Question

Observe the following figure which bulb gets fused?

Answer 1

In such types of questions firstly we compute the resistance of the bulb and the maximum current which can flow from the bulb. If the current flown in the entire circuit is larger than the maximum current of the bulb in that circumstance the bulb will fuse.
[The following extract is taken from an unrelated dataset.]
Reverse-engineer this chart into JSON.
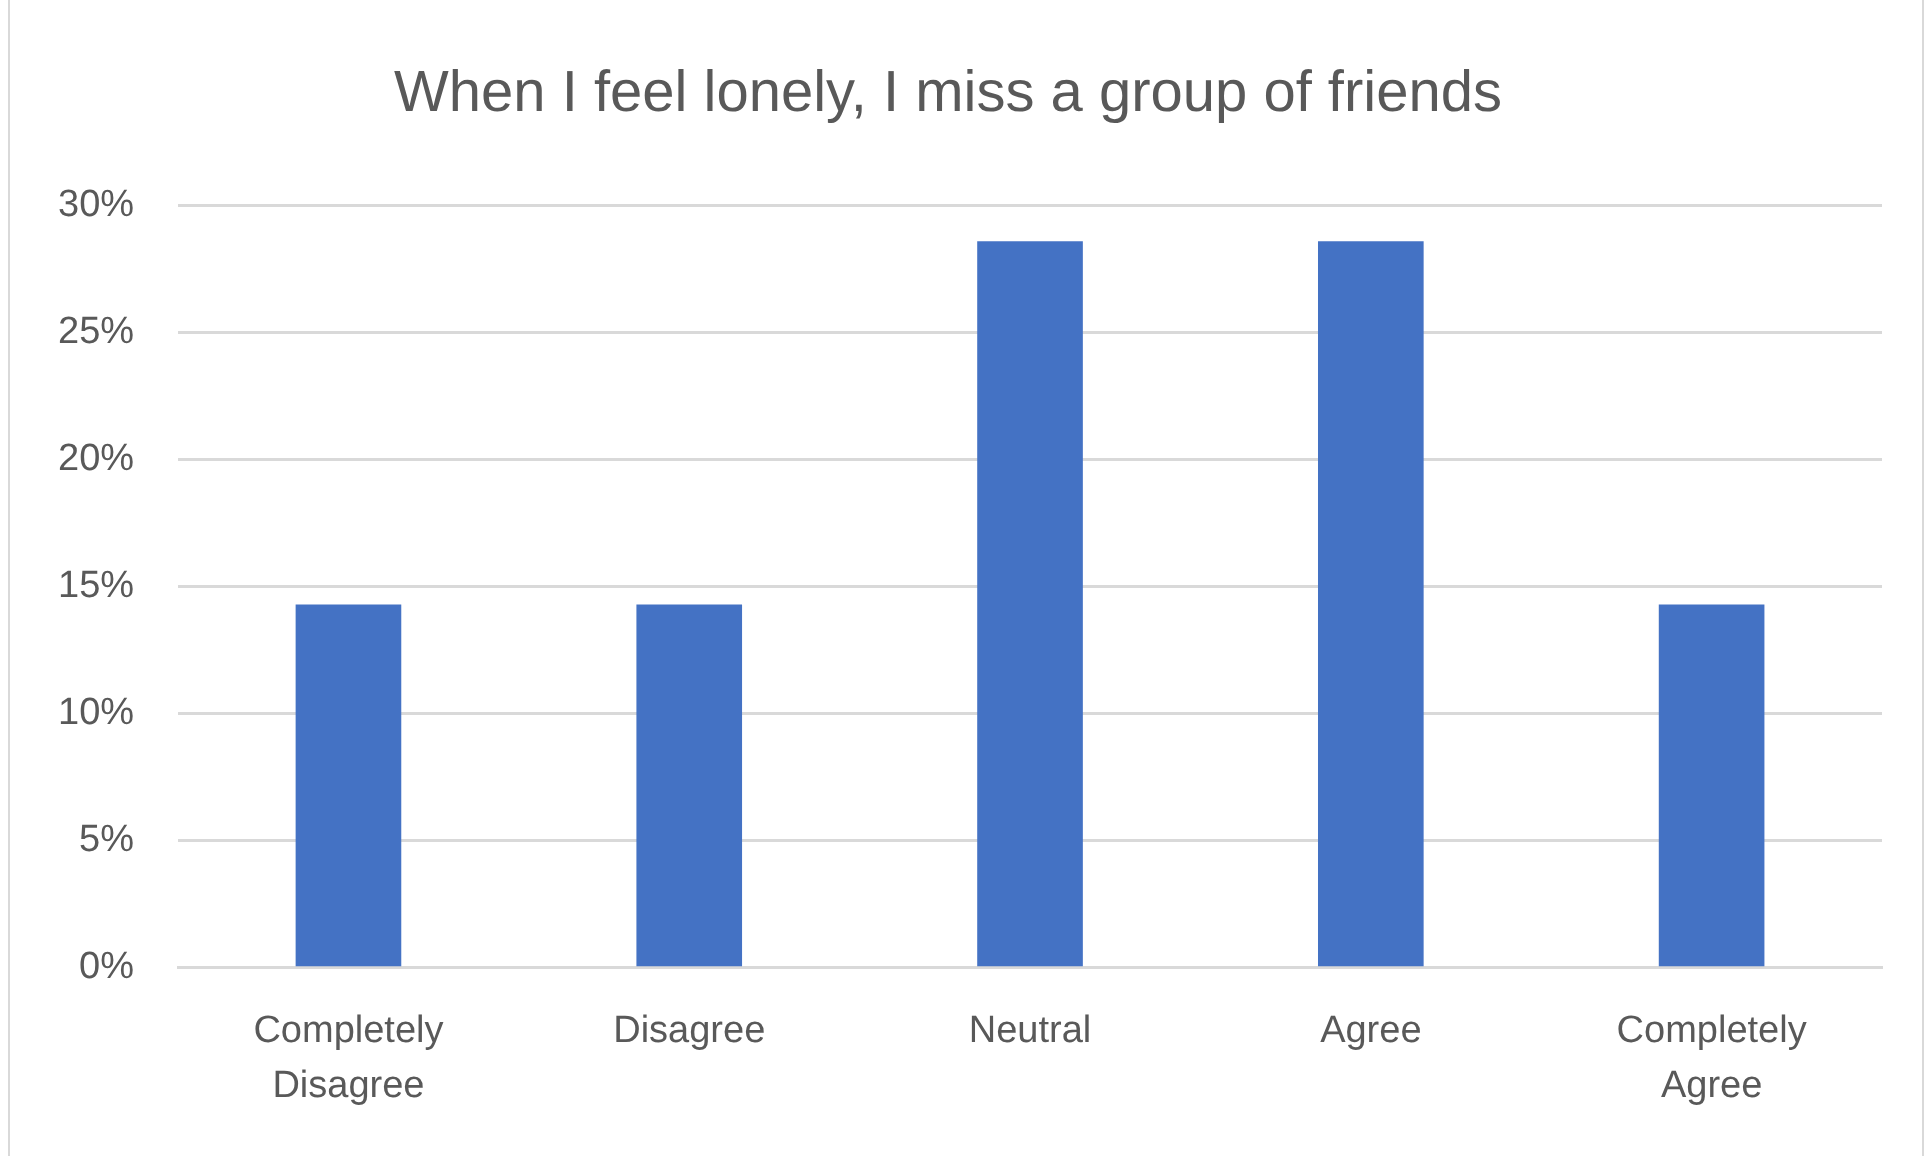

Formula used: The power consumed can be written as:
$P = VI = \dfrac{{{V^2}}}{R}$

Complete step by step answer:
We first determine the current ratings for the two bulbs.
For the bulb of $\;50W$ power,
$I = \dfrac{P}{V} = \dfrac{{50}}{{220}}A$
$\Rightarrow I = 0.227A$
For the bulb of $\;100W$ power,
$I = \dfrac{P}{V} = \dfrac{{100}}{{220}}$
On further solving we get,
$\Rightarrow I = \dfrac{5}{{11}}A$
$\Rightarrow I = 0.45A$
Now, we need to determine the current flowing in the condition when both the bulbs are connected in series.
As soon as the two bulbs are joined in series, their resistances simply add and when the equivalent is divided by the supply voltage, we get the current.
To get the resistance, we use the expression,
$R = \dfrac{{{V^2}}}{P}$
Now in the series circuit, the equivalent resistance will be:
$R = \dfrac{{{{\left( {220} \right)}^2}}}{{50}} + \dfrac{{{{\left( {220} \right)}^2}}}{{100}}$
$\Rightarrow {\left( {220} \right)^2}\left( {\dfrac{{100 + 50}}{{50 \times 100}}} \right)$
On further solving we get,
$R = {\left( {220} \right)^2}\left( {\dfrac{{150}}{{5000}}} \right)$
Dividing this with the supply voltage, we get:
$I = \dfrac{{440}}{{{{\left( {220} \right)}^2}\left( {\dfrac{{150}}{{5000}}} \right)}}$
$\Rightarrow I = \dfrac{{2 \times 5000}}{{220 \times 150}}$
On further solving we get,
$\Rightarrow I = \dfrac{{50}}{{165}}$
$\Rightarrow I = 0.30A$
Now, compare this with the current ratings for the two bulbs. This current clearly exceeds the current rating of $\;50W$ bulb. Therefore, this bulb definitely fuses. The $\;100W$ bulb will not fuse though as the current rating for it is more than the current flowing in the series circuit.
Therefore, Bulb A will get a fuse.

Note: A bulb fuses when a current flows in it more than its rated capacity in the circuit. We went for comparing the currents everywhere because the definition of fusing is closely related to current flow, so that is the quantity to be compared. One should mind here that with the given ratings of power and voltage, we can only tell the limits for the quantities and not the exact quantities.